Considerando imprescindibile la regolarità delle scritture contabili, la Suprema corte ha affermato che l’onere di provare che l’operazione commerciale non sia stata posta in essere grava sull’Amministrazione, la quale può farlo anche attraverso elementi presuntivi da sottoporre al vaglio del giudice tributario di merito, il quale, a sua volta, valutati tali elementi singolarmente e complessivamente, solo ove li ritenga dotati dei caratteri di gravità, precisione e concordanza, può consentire al contribuente che ne diviene così onerato ex articolo 2697, comma 2, codice civile, di provare l’effettiva esistenza delle operazioni contestate.

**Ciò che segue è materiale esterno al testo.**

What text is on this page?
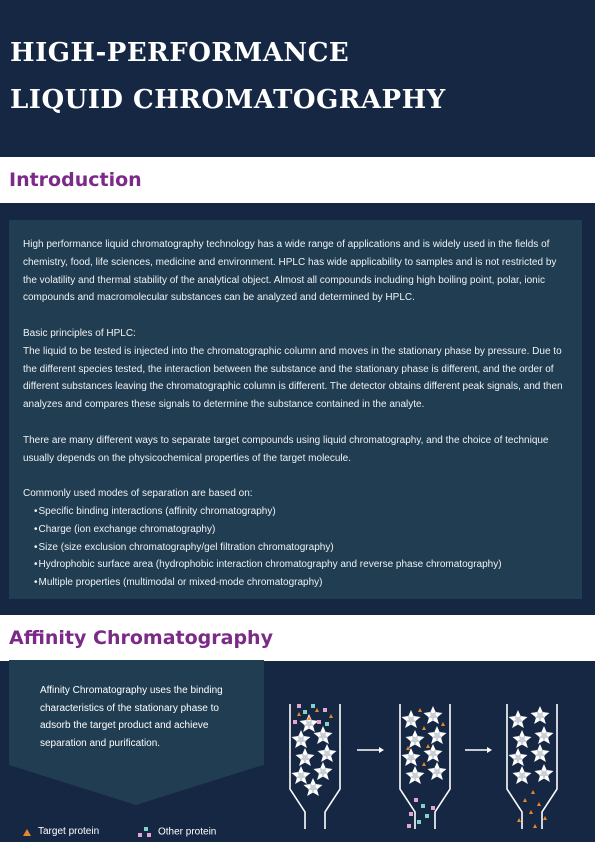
HIGH-PERFORMANCE
LIQUID CHROMATOGRAPHY
Introduction

High performance liquid chromatography technology has a wide range of applications and is widely used in the fields of chemistry, food, life sciences, medicine and environment. HPLC has wide applicability to samples and is not restricted by the volatility and thermal stability of the analytical object. Almost all compounds including high boiling point, polar, ionic compounds and macromolecular substances can be analyzed and determined by HPLC.

Basic principles of HPLC:

The liquid to be tested is injected into the chromatographic column and moves in the stationary phase by pressure. Due to the different species tested, the interaction between the substance and the stationary phase is different, and the order of different substances leaving the chromatographic column is different. The detector obtains different peak signals, and then analyzes and compares these signals to determine the substance contained in the analyte.

There are many different ways to separate target compounds using liquid chromatography, and the choice of technique usually depends on the physicochemical properties of the target molecule.

Commonly used modes of separation are based on:

• Specific binding interactions (affinity chromatography)
• Charge (ion exchange chromatography)
• Size (size exclusion chromatography/gel filtration chromatography)
• Hydrophobic surface area (hydrophobic interaction chromatography and reverse phase chromatography)
• Multiple properties (multimodal or mixed-mode chromatography)
Affinity Chromatography
Affinity Chromatography uses the binding characteristics of the stationary phase to adsorb the target product and achieve separation and purification.
Target protein	Other protein
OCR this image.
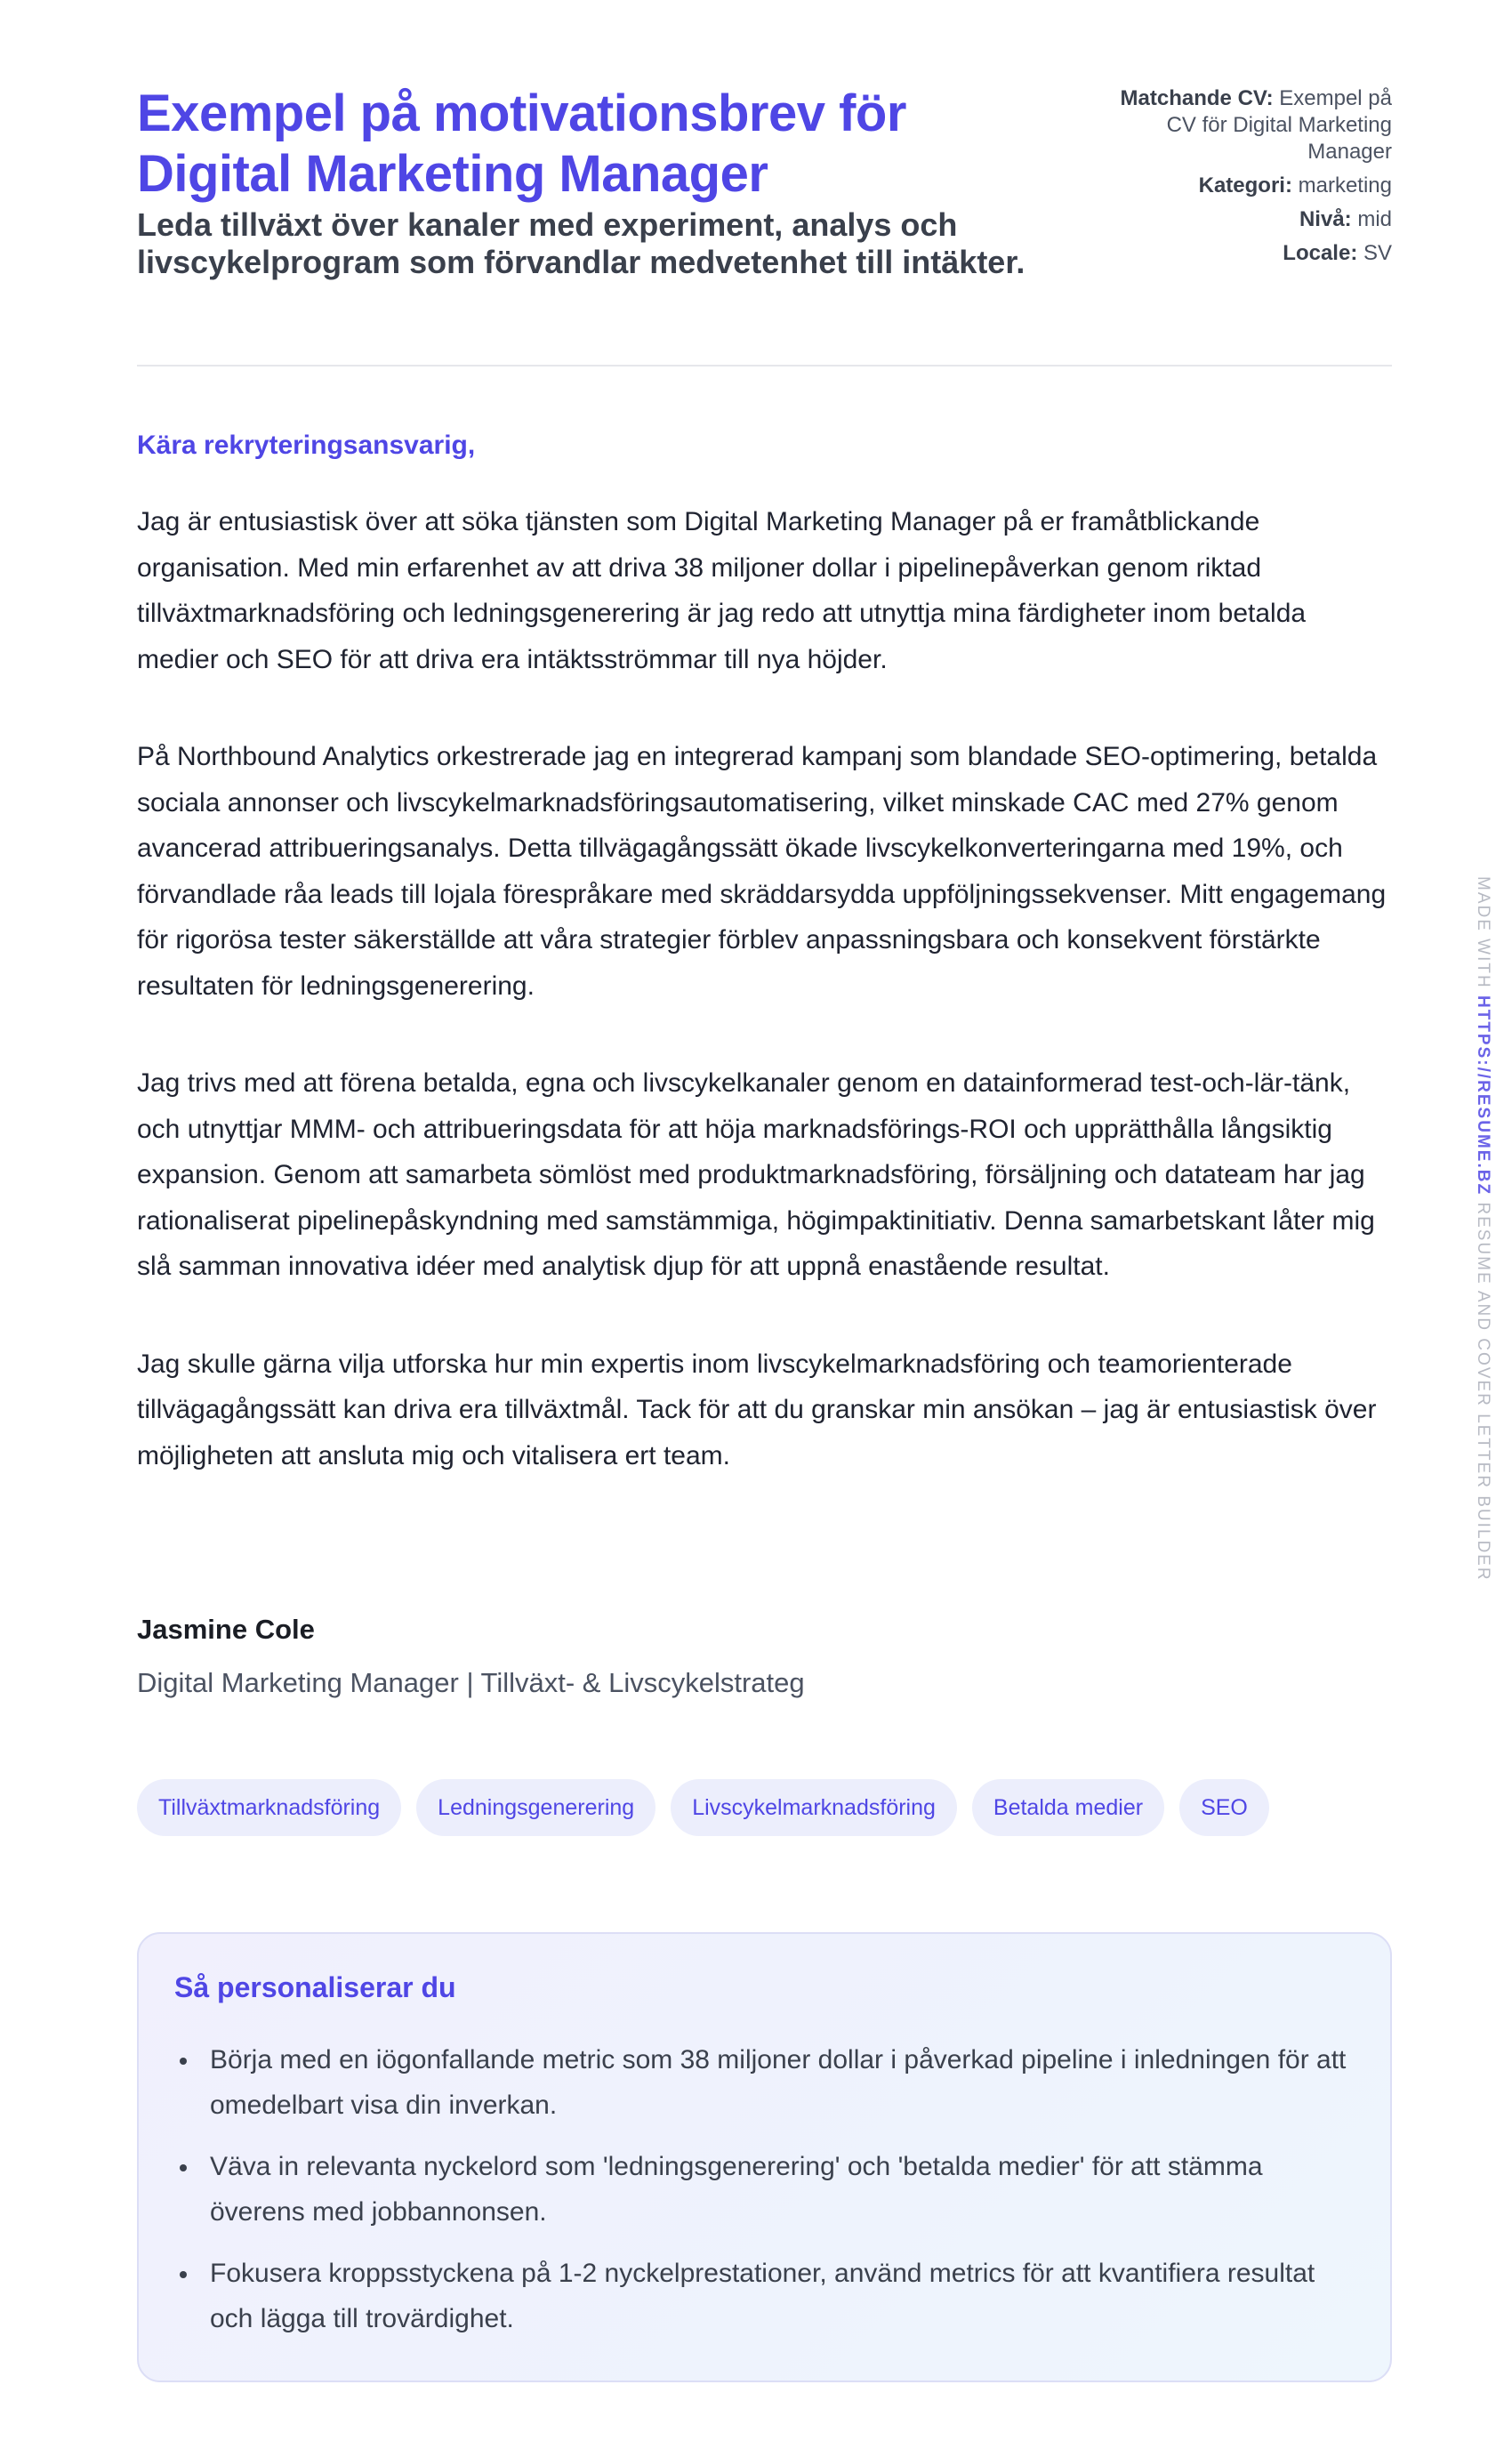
Exempel på motivationsbrev för Digital Marketing Manager
Leda tillväxt över kanaler med experiment, analys och livscykelprogram som förvandlar medvetenhet till intäkter.
Matchande CV: Exempel på CV för Digital Marketing Manager
Kategori: marketing
Nivå: mid
Locale: SV
Kära rekryteringsansvarig,

Jag är entusiastisk över att söka tjänsten som Digital Marketing Manager på er framåtblickande organisation. Med min erfarenhet av att driva 38 miljoner dollar i pipelinepåverkan genom riktad tillväxtmarknadsföring och ledningsgenerering är jag redo att utnyttja mina färdigheter inom betalda medier och SEO för att driva era intäktsströmmar till nya höjder.

På Northbound Analytics orkestrerade jag en integrerad kampanj som blandade SEO-optimering, betalda sociala annonser och livscykelmarknadsföringsautomatisering, vilket minskade CAC med 27% genom avancerad attribueringsanalys. Detta tillvägagångssätt ökade livscykelkonverteringarna med 19%, och förvandlade råa leads till lojala förespråkare med skräddarsydda uppföljningssekvenser. Mitt engagemang för rigorösa tester säkerställde att våra strategier förblev anpassningsbara och konsekvent förstärkte resultaten för ledningsgenerering.

Jag trivs med att förena betalda, egna och livscykelkanaler genom en datainformerad test-och-lär-tänk, och utnyttjar MMM- och attribueringsdata för att höja marknadsförings-ROI och upprätthålla långsiktig expansion. Genom att samarbeta sömlöst med produktmarknadsföring, försäljning och datateam har jag rationaliserat pipelinepåskyndning med samstämmiga, högimpaktinitiativ. Denna samarbetskant låter mig slå samman innovativa idéer med analytisk djup för att uppnå enastående resultat.

Jag skulle gärna vilja utforska hur min expertis inom livscykelmarknadsföring och teamorienterade tillvägagångssätt kan driva era tillväxtmål. Tack för att du granskar min ansökan – jag är entusiastisk över möjligheten att ansluta mig och vitalisera ert team.

Jasmine Cole
Digital Marketing Manager | Tillväxt- & Livscykelstrateg
Tillväxtmarknadsföring	Ledningsgenerering	Livscykelmarknadsföring	Betalda medier	SEO
Så personaliserar du
Börja med en iögonfallande metric som 38 miljoner dollar i påverkad pipeline i inledningen för att omedelbart visa din inverkan.
Väva in relevanta nyckelord som 'ledningsgenerering' och 'betalda medier' för att stämma överens med jobbannonsen.
Fokusera kroppsstyckena på 1-2 nyckelprestationer, använd metrics för att kvantifiera resultat och lägga till trovärdighet.
MADE WITH HTTPS://RESUME.BZ RESUME AND COVER LETTER BUILDER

In conclusione, la Corte di cassazione accoglie il ricorso dell’Agenzia delle Entrate, rinviando la causa ad altra sezione della Commissione tributaria regionale, la quale si uniformerà al seguente principio di diritto:
“In tema di IVA, spetta all'amministrazione fornire la prova della pretesa inesistenza di un'operazione commerciale. Tale prova può essere fornita anche attraverso elementi presuntivi, tra i quali vanno annoverate le dichiarazioni dei terzi, purché inserite o trascritte nel processo verbale di constatazione, ovvero allegate all'avviso di rettifica notificato. Una volta che tale prova sia stata adeguatamente fornita, spetta al contribuente fornire la prova contraria della esistenza dell'operazione contestata, la quale non può consistere esclusivamente nella regolarità formale delle scritture o nelle evidenze meramente contabili dei pagamenti”.